Cryptocurrency
Digital currencies are money that can be exchanged and stored digitally using blockchain technology, which uses cryptography. The majority of virtual currencies are controlled by decentralized networks and are not backed by powerful banks or governments.
1- Bitcoin is the first widely known digital foreign currency. It was created on January 3, 2009, by an anonymous person or group of individuals under the pseudonym Satoshi Nakamoto after the release of the founding announcement titled "Bitcoin: A Peer-to-Peer Electronic Currency Machine". peers.
2 - Since the value of Bitcoin took a while to get past $1 and then rose steadily to its current value of tens of thousands of dollars, it took Bitcoin several years to achieve an amazing feat. The popularity of Bitcoin prompted the emergence of a number of competing digital currencies that sought to replicate its success and expand its uses and features. In particular, the Ethereum coin and network, which have added the power of smart contracts and enabled the creation of decentralized applications (dApps), now have the second largest market capitalization after Bitcoin.
3- Many currencies are worth more than $1,000 today, and the market value of all digital currencies is expected to reach $2.3 trillion by the end of 2022, making them an important component of the global financial system. In addition to their primary benefit of anonymizing the sender and receiver, digital currencies are widely used to transfer money today, especially international currencies. Many people also buy cryptocurrencies as investments with the aim of making money by reselling them at a higher price in the future.

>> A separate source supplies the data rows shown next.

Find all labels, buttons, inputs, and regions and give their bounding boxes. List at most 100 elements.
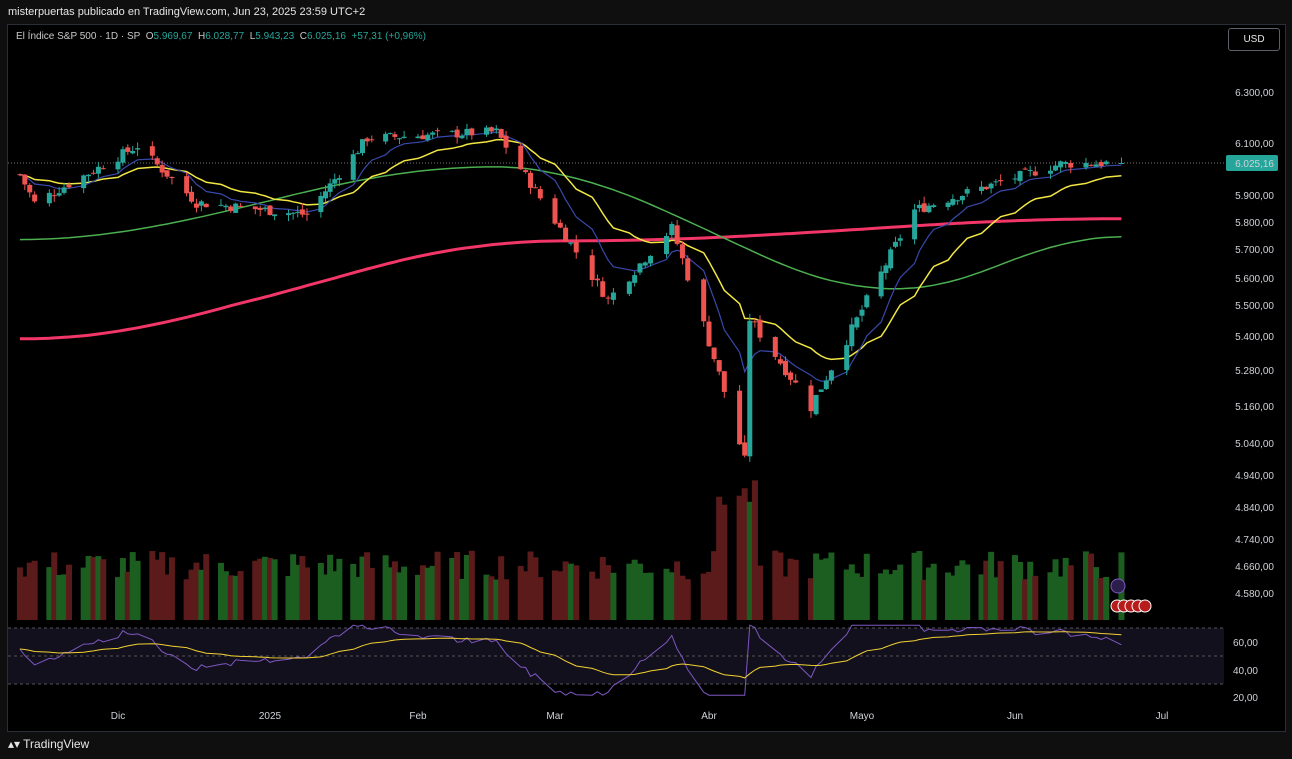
rsi-ma-line (19, 631, 1122, 679)
candle-body (828, 370, 834, 381)
rsi-line (19, 624, 1122, 696)
change-value: +57,31 (+0,96%) (351, 31, 427, 42)
volume-bar (26, 562, 33, 620)
price-tick-label: 5.160,00 (1235, 402, 1274, 413)
candle-body (679, 244, 685, 259)
symbol-label[interactable]: El Índice S&P 500 · 1D · SP (16, 31, 141, 42)
candle-body (332, 179, 338, 184)
volume-bar (232, 575, 239, 620)
volume-bar (573, 565, 580, 620)
volume-bar (21, 576, 28, 620)
volume-bar (149, 550, 156, 620)
volume-bar (1032, 575, 1039, 620)
volume-bar (1052, 559, 1059, 620)
candle-body (955, 200, 961, 202)
volume-bar (911, 552, 918, 620)
volume-bar (350, 563, 357, 620)
volume-bar (1017, 561, 1024, 620)
candle-body (286, 213, 291, 216)
us-flag-icon (1138, 599, 1152, 613)
volume-bar (159, 552, 166, 620)
volume-bar (193, 562, 200, 620)
volume-bar (930, 563, 937, 620)
high-value: 6.028,77 (205, 31, 245, 42)
volume-bar (354, 577, 361, 620)
low-value: 5.943,23 (255, 31, 295, 42)
volume-bar (562, 561, 569, 620)
volume-bar (271, 559, 278, 620)
volume-bar (1012, 555, 1018, 620)
volume-bar (741, 488, 748, 620)
volume-bar (198, 569, 205, 620)
currency-button[interactable]: USD (1228, 28, 1280, 51)
candle-body (883, 265, 889, 273)
volume-bar (757, 565, 763, 620)
volume-bar (459, 578, 466, 620)
candle-body (849, 324, 855, 347)
candle-body (100, 168, 106, 170)
volume-bar (294, 564, 301, 620)
volume-bar (56, 574, 63, 620)
volume-bar (322, 574, 329, 620)
candle-body (706, 321, 712, 347)
volume-bar (1062, 557, 1069, 620)
volume-bar (1088, 553, 1095, 620)
date-tick-label: Feb (409, 711, 427, 722)
volume-bar (483, 574, 490, 620)
volume-bar (424, 567, 431, 620)
tradingview-logo[interactable]: ▴▾ TradingView (8, 737, 89, 751)
volume-bar (503, 579, 510, 620)
volume-bar (95, 556, 102, 620)
candle-body (350, 154, 356, 180)
candle-body (459, 135, 465, 139)
volume-bar (882, 569, 889, 620)
candle-body (988, 183, 994, 189)
candle-body (51, 195, 57, 197)
candle-body (17, 174, 23, 176)
volume-bar (100, 559, 107, 620)
candle-body (854, 317, 860, 328)
volume-bar (808, 578, 814, 620)
volume-bar (772, 550, 779, 620)
volume-bar (599, 556, 606, 620)
candle-body (931, 205, 937, 207)
candle-body (1118, 163, 1124, 164)
volume-bar (959, 560, 966, 620)
volume-bar (626, 563, 633, 620)
volume-bar (522, 571, 529, 620)
candle-body (916, 204, 922, 209)
candle-body (90, 172, 96, 174)
volume-bar (721, 504, 728, 620)
candle-body (959, 195, 965, 201)
volume-bar (892, 570, 899, 620)
candle-body (818, 389, 824, 392)
date-tick-label: Mar (546, 711, 564, 722)
volume-bar (183, 579, 190, 620)
candle-body (568, 242, 574, 244)
price-tick-label: 5.800,00 (1235, 218, 1274, 229)
candle-body (397, 138, 402, 140)
price-tick-label: 4.940,00 (1235, 471, 1274, 482)
candle-body (262, 207, 268, 210)
candle-body (1098, 162, 1104, 167)
candle-body (737, 390, 743, 445)
volume-bar (552, 570, 558, 620)
candle-body (184, 176, 190, 194)
volume-bar (954, 565, 961, 620)
candle-body (537, 189, 543, 199)
candle-body (115, 161, 121, 170)
volume-bar (115, 577, 121, 620)
candle-body (945, 202, 951, 208)
candle-body (921, 203, 927, 212)
candle-body (1053, 165, 1059, 171)
candle-body (859, 309, 865, 316)
volume-bar (252, 560, 259, 620)
volume-bar (711, 551, 718, 620)
volume-bar (391, 561, 398, 620)
candle-body (926, 205, 932, 213)
candle-body (783, 360, 788, 376)
candle-body (573, 241, 579, 253)
candle-body (493, 128, 499, 131)
volume-bar (921, 579, 928, 620)
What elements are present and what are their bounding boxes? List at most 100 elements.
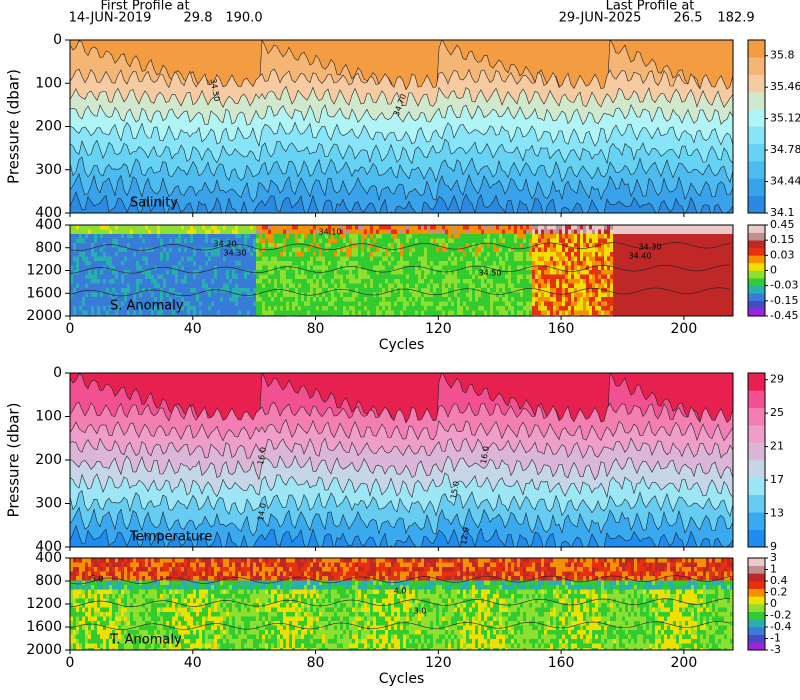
field-cell xyxy=(481,265,485,271)
field-cell xyxy=(604,234,608,239)
field-cell xyxy=(583,288,587,293)
field-cell xyxy=(505,238,509,244)
field-cell xyxy=(301,306,305,311)
field-cell xyxy=(655,279,659,284)
field-cell xyxy=(181,229,185,235)
field-cell xyxy=(721,252,725,257)
field-cell xyxy=(415,288,419,293)
field-cell xyxy=(364,297,368,302)
colorbar-band xyxy=(748,529,765,548)
field-cell xyxy=(454,265,458,271)
field-cell xyxy=(151,256,155,262)
field-cell xyxy=(238,261,242,266)
field-cell xyxy=(679,274,683,280)
field-cell xyxy=(592,279,596,284)
field-cell xyxy=(244,261,248,266)
field-cell xyxy=(73,648,77,650)
field-layer xyxy=(70,507,733,547)
field-cell xyxy=(493,297,497,302)
field-cell xyxy=(367,229,371,235)
field-cell xyxy=(259,229,263,235)
field-cell xyxy=(640,261,644,266)
field-cell xyxy=(379,247,383,253)
field-cell xyxy=(586,283,590,289)
field-cell xyxy=(394,261,398,266)
field-cell xyxy=(79,234,83,239)
field-cell xyxy=(574,261,578,266)
field-cell xyxy=(445,234,449,239)
field-cell xyxy=(493,261,497,266)
field-cell xyxy=(460,234,464,239)
field-cell xyxy=(103,238,107,244)
field-cell xyxy=(439,279,443,284)
field-cell xyxy=(136,252,140,257)
field-cell xyxy=(262,238,266,244)
field-cell xyxy=(709,238,713,244)
field-cell xyxy=(508,292,512,298)
field-cell xyxy=(454,234,458,239)
field-cell xyxy=(628,256,632,262)
field-cell xyxy=(148,270,152,275)
field-cell xyxy=(577,252,581,257)
field-cell xyxy=(412,292,416,298)
field-cell xyxy=(298,252,302,257)
field-cell xyxy=(595,265,599,271)
field-cell xyxy=(70,648,74,650)
field-cell xyxy=(487,252,491,257)
field-cell xyxy=(292,270,296,275)
field-cell xyxy=(286,292,290,298)
field-cell xyxy=(358,274,362,280)
field-cell xyxy=(610,301,614,307)
field-cell xyxy=(523,243,527,248)
field-cell xyxy=(241,306,245,311)
field-cell xyxy=(553,288,557,293)
field-cell xyxy=(313,252,317,257)
field-cell xyxy=(337,310,341,316)
field xyxy=(70,373,733,547)
field-cell xyxy=(550,274,554,280)
field-cell xyxy=(703,283,707,289)
field-cell xyxy=(568,261,572,266)
field-cell xyxy=(310,283,314,289)
field-cell xyxy=(712,229,716,235)
field-cell xyxy=(160,243,164,248)
field-cell xyxy=(94,270,98,275)
field-cell xyxy=(493,283,497,289)
field-cell xyxy=(136,310,140,316)
field-cell xyxy=(688,234,692,239)
field-cell xyxy=(100,310,104,316)
field-cell xyxy=(382,238,386,244)
field-cell xyxy=(184,270,188,275)
field-cell xyxy=(700,306,704,311)
field-cell xyxy=(694,297,698,302)
field-cell xyxy=(661,243,665,248)
field-cell xyxy=(430,297,434,302)
field-cell xyxy=(79,630,83,635)
field-cell xyxy=(202,238,206,244)
field-cell xyxy=(304,288,308,293)
field-cell xyxy=(556,265,560,271)
field-cell xyxy=(382,234,386,239)
field-cell xyxy=(346,270,350,275)
field-cell xyxy=(343,288,347,293)
field-cell xyxy=(604,247,608,253)
field-cell xyxy=(694,292,698,298)
field-cell xyxy=(88,292,92,298)
field-cell xyxy=(130,279,134,284)
field-cell xyxy=(175,256,179,262)
field-cell xyxy=(589,279,593,284)
field-cell xyxy=(730,234,733,239)
field-cell xyxy=(547,297,551,302)
field-cell xyxy=(70,229,74,235)
field-cell xyxy=(646,306,650,311)
field-cell xyxy=(292,234,296,239)
field-cell xyxy=(487,274,491,280)
field-cell xyxy=(226,252,230,257)
field-cell xyxy=(400,247,404,253)
field-cell xyxy=(727,297,731,302)
field-cell xyxy=(433,288,437,293)
field-cell xyxy=(220,306,224,311)
field-cell xyxy=(334,283,338,289)
field-cell xyxy=(217,229,221,235)
field-cell xyxy=(514,288,518,293)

The digital currency business The majority of digital currencies are based on blockchain technology, eliminating the need for a central intermediary or institution that plans and executes transfers by storing a database of ownership and cash transfers on the various devices of network users. The goal of digital currencies is to record transactions and transfers between network members and then publish new transfer and balance information to all network members, rather than relying on banknotes or coins used in national currencies to prove each person's ownership or balance.
4 - New blocks are validated and created (new copies of transaction history) for each coin, known as the consensus mechanism. Its goals are to prevent double spending, protect the coin network from hackers, and create (or mine) new coins. Proof of Work (PoW), which is based on the need to use a large amount of total computing power to create blocks, and Proof of Stability (PoS), are the two most popular consensus mechanisms.
5- Digital currencies cannot grow or shrink in response to the state of the economy because, unlike national currencies, they are created through processes that are not related to actual economic activity on the ground. This makes it the ideal tool for carrying out illegal acts and operations such as money laundering, drug smuggling, terrorist financing, and the like.
6- Energy consumption and e-waste, especially for currencies that use a proof-of-work mechanism, where mining and the computing power it requires consume a huge amount of energy, sometimes equivalent to the consumption of entire countries of a single currency, and miners often resort to countries with low energy prices that produce exorbitant prices in unsustainable ways (like coal), as well as requiring miners to constantly update their machines and get rid of old machines, which leads to energy consumption and electronic waste.